After a balked reboot, I ran # journalctl -b -1 and saw:
kernel: watchdog: watchdog0: watchdog did not stop!
I did some research – https://www.pcsuggest.com/disable-nmi-watchdog-linux/ – and:
(1) added kernel.nmi_watchdog=0 to the end of /etc/sysctl.conf
and
(2) added nmi_watchdog=0 as a boot parameter.
No luck. The computer still sometimes reboots or powers off properly, sometimes hangs.
I ran # journalctl -b -1 after the last incident requiring the Magic-Sysrq combination, and saw:
Sep 26 21:36:32 linux-j26j systemd[1]: Starting Reboot...
Sep 26 21:36:32 linux-j26j systemd[1]: Shutting down.
Sep 26 21:36:32 linux-j26j systemd[1]: Hardware watchdog 'iTCO_wdt', version 0
Sep 26 21:36:32 linux-j26j systemd[1]: Set hardware watchdog to 10min.
Sep 26 21:36:32 linux-j26j kernel: watchdog: watchdog0: watchdog did not stop!
Sep 26 21:36:32 linux-j26j kernel: systemd-shutdow: 28 output lines suppressed due to ratelimiting
Sep 26 21:36:32 linux-j26j systemd-shutdown[1]: Syncing filesystems and block devices.

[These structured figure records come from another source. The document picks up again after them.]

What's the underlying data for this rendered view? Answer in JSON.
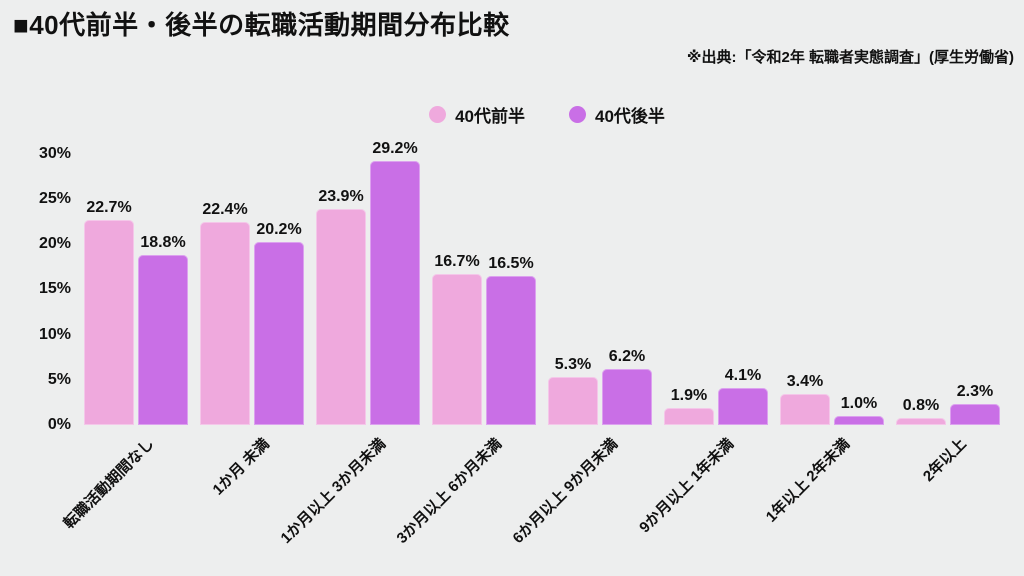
{
  "title": "■40代前半・後半の転職活動期間分布比較",
  "source_note": "※出典:「令和2年 転職者実態調査」(厚生労働省)",
  "colors": {
    "background": "#EDEEEE",
    "early40s": "#EFA9DD",
    "late40s": "#C96FE6",
    "text": "#111111"
  },
  "legend": [
    {
      "key": "early40s",
      "label": "40代前半",
      "color": "#EFA9DD"
    },
    {
      "key": "late40s",
      "label": "40代後半",
      "color": "#C96FE6"
    }
  ],
  "chart_data": {
    "type": "bar",
    "title": "40代前半・後半の転職活動期間分布比較",
    "xlabel": "",
    "ylabel": "",
    "ylim": [
      0,
      30
    ],
    "grid": false,
    "legend_position": "top-center",
    "value_label_suffix": "%",
    "value_label_decimals": 1,
    "y_ticks": [
      {
        "value": 0,
        "label": "0%"
      },
      {
        "value": 5,
        "label": "5%"
      },
      {
        "value": 10,
        "label": "10%"
      },
      {
        "value": 15,
        "label": "15%"
      },
      {
        "value": 20,
        "label": "20%"
      },
      {
        "value": 25,
        "label": "25%"
      },
      {
        "value": 30,
        "label": "30%"
      }
    ],
    "categories": [
      "転職活動期間なし",
      "1か月 未満",
      "1か月以上 3か月未満",
      "3か月以上 6か月未満",
      "6か月以上 9か月未満",
      "9か月以上 1年未満",
      "1年以上 2年未満",
      "2年以上"
    ],
    "series": [
      {
        "key": "early40s",
        "name": "40代前半",
        "color": "#EFA9DD",
        "values": [
          22.7,
          22.4,
          23.9,
          16.7,
          5.3,
          1.9,
          3.4,
          0.8
        ]
      },
      {
        "key": "late40s",
        "name": "40代後半",
        "color": "#C96FE6",
        "values": [
          18.8,
          20.2,
          29.2,
          16.5,
          6.2,
          4.1,
          1.0,
          2.3
        ]
      }
    ]
  }
}
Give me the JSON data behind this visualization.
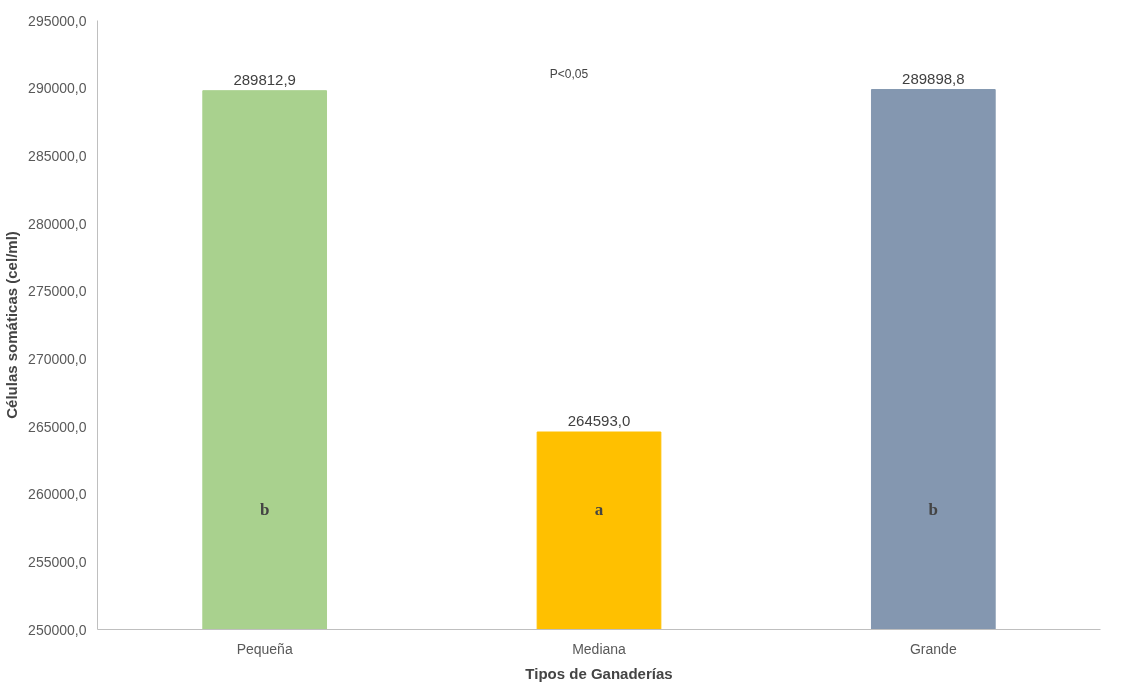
{
  "chart_data": {
    "type": "bar",
    "xlabel": "Tipos de Ganaderías",
    "ylabel": "Células somáticas (cel/ml)",
    "categories": [
      "Pequeña",
      "Mediana",
      "Grande"
    ],
    "values": [
      289812.9,
      264593.0,
      289898.8
    ],
    "colors": [
      "#a9d18e",
      "#ffc000",
      "#8497b0"
    ],
    "value_labels": [
      "289812,9",
      "264593,0",
      "289898,8"
    ],
    "ylim": [
      250000,
      295000
    ],
    "yticks": [
      {
        "value": 250000,
        "label": "250000,0"
      },
      {
        "value": 255000,
        "label": "255000,0"
      },
      {
        "value": 260000,
        "label": "260000,0"
      },
      {
        "value": 265000,
        "label": "265000,0"
      },
      {
        "value": 270000,
        "label": "270000,0"
      },
      {
        "value": 275000,
        "label": "275000,0"
      },
      {
        "value": 280000,
        "label": "280000,0"
      },
      {
        "value": 285000,
        "label": "285000,0"
      },
      {
        "value": 290000,
        "label": "290000,0"
      },
      {
        "value": 295000,
        "label": "295000,0"
      }
    ],
    "annotations": [
      "P<0,05",
      "b",
      "a",
      "b"
    ],
    "grid": false
  }
}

Sep 26 21:36:32 linux-j26j systemd-journald[424]: Journal stopped
… which suggests (at least to me) that the computer is trying to fire up nmi_watchdog before shutdown, despite sysctl.conf and the boot parameters.
I wonder if the chartreuse screen also points to a video driver issue. I have the nvidia driver loaded “the hard way,” have seen the same chartreuse screen immediately after the video driver loads when booting to run level 3. However, upgrading drivers from 396.54 to the latest 410.57 hasn’t helped.
Any troubleshooting suggestions will be appreciated.
Magic-SysRq always reboots or shutdowns the computer. I could continue to live with the problem.